Era un tardo pomeriggio di inizio primavera. Il tempo era così bello e invitante che Costanza  aveva deciso di uscire prima dallo studio: cosa piuttosto inusuale per lei. Ma dopo quella orribile riunione di équipe del primo pomeriggio aveva bisogno di riprendersi, di recuperare il suo umore di solito allegro. Era sgusciata fuori dallo studio in centro a Genova e si era incamminata lentamente tra i carrugi. Cielo sereno luce luminosa tersa brezza sapore di mare, gabbiani in volo in cielo, vento che si allarga nei viali più ampi.

È troppo presto per andare subito verso casa, suo marito sarà  ancora per un po’  nel suo studio, suo figlio dopo la scuola andrà a casa di un compagno a studiare e poi resterà a cena e forse anche a dormire da lui.

Passa davanti alla libreria Feltrinelli, aperta da poco a Genova. È  in corso un dibattito, viene presentato alla presenza dell’autore un libro sul suo recente viaggio all’isola di Sant’Elena. Strano, pensa  lei, la sala è strapiena, la gente è davvero particolare, a certi dibattiti su cucina e ricette compaiono solo poche casalinghe deluse e per un libro di viaggio di uno scrittore semisconosciuto su un’isola ignota, anzi forse solo nota per essere stata ospite degli ultimi giorni di Napoleone, si ammassano in gran numero giovani vecchi donne uomini. Bene, ecco l’occasione che cercavo.

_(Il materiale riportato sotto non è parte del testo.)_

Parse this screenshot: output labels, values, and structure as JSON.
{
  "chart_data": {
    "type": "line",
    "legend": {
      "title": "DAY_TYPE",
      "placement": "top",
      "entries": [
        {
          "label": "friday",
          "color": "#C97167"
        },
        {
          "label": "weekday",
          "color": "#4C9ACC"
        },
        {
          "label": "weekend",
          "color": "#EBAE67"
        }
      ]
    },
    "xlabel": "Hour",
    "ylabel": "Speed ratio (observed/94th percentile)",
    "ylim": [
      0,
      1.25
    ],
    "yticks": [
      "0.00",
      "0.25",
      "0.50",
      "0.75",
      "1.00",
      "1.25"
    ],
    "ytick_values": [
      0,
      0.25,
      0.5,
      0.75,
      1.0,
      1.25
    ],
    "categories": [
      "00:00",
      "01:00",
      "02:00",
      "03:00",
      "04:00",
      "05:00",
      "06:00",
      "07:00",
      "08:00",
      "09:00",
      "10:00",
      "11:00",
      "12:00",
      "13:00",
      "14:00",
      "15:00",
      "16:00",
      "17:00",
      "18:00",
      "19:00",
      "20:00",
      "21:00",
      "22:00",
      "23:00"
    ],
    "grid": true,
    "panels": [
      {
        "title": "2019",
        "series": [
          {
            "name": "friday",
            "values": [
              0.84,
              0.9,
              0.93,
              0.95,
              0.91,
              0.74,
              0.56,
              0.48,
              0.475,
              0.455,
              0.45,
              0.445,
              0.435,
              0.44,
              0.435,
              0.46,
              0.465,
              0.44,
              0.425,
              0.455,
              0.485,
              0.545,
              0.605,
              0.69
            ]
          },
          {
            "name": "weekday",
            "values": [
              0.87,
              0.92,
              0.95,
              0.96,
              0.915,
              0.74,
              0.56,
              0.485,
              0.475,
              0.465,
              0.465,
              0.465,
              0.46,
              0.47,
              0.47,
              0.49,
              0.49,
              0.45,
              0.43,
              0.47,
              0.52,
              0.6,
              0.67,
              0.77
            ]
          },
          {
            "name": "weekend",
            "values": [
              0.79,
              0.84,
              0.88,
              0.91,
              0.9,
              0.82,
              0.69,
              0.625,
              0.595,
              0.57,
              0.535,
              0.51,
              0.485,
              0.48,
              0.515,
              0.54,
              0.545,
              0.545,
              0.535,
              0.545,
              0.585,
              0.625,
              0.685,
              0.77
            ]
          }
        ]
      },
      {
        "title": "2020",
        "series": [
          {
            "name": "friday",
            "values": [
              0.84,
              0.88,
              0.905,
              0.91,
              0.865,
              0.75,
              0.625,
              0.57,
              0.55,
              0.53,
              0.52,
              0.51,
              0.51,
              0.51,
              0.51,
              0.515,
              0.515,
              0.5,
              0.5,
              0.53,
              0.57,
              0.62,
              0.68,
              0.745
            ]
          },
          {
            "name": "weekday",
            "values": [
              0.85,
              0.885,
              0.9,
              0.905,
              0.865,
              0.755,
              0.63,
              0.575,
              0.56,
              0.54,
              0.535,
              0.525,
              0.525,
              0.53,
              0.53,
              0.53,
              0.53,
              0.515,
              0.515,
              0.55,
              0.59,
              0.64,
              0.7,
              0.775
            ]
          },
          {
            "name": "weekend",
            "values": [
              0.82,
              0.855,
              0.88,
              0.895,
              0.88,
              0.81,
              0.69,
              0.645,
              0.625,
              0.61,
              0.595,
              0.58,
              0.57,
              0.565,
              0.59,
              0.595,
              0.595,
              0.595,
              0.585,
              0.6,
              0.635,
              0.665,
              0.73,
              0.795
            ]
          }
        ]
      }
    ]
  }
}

Anche lui rispondendo alla prima domanda corre  con lo sguardo lungo  la sala strapiena e i loro occhi si incontrano si sfiorano si cercano si ritrovano.

Molte domande ancora cui segue il rito del firma copie. Infine la gente comincia a uscire, lei si aggira con aria assorta tra gli scaffali, lui si infila sciarpa e cappotto, la cerca, la vede, le si avvicina. Escono insieme.

Ormai è sera avanzata, ancora soffia quel vento odoroso. Si presentano.

“Costanza, architetta urbanista, contralto”.

“Pietro, viaggiatore e scrittore, baritono, cittadino del mondo”.

Camminano lentamente affiancati, le mani si stringono, gli occhi si incontrano, le gambe ritmicamente si sfiorano e si allontanano, la musica del cammino insieme. Costanza vorrebbe che non finisse mai, ma sa che suo marito l’attende. Un ultimo sguardo, un sussurro:

“Vediamoci domani a Boccadasse”. E scompare nel dedalo dei carrugi.

È una luminosa giornata di sole. Il cielo è limpido, piccoli cirri si inseguono in lontananza.Odore di salmastro. La baia è quasi deserta. Due pescatori seduti su sgabelli di legno stanno riparando le loro reti.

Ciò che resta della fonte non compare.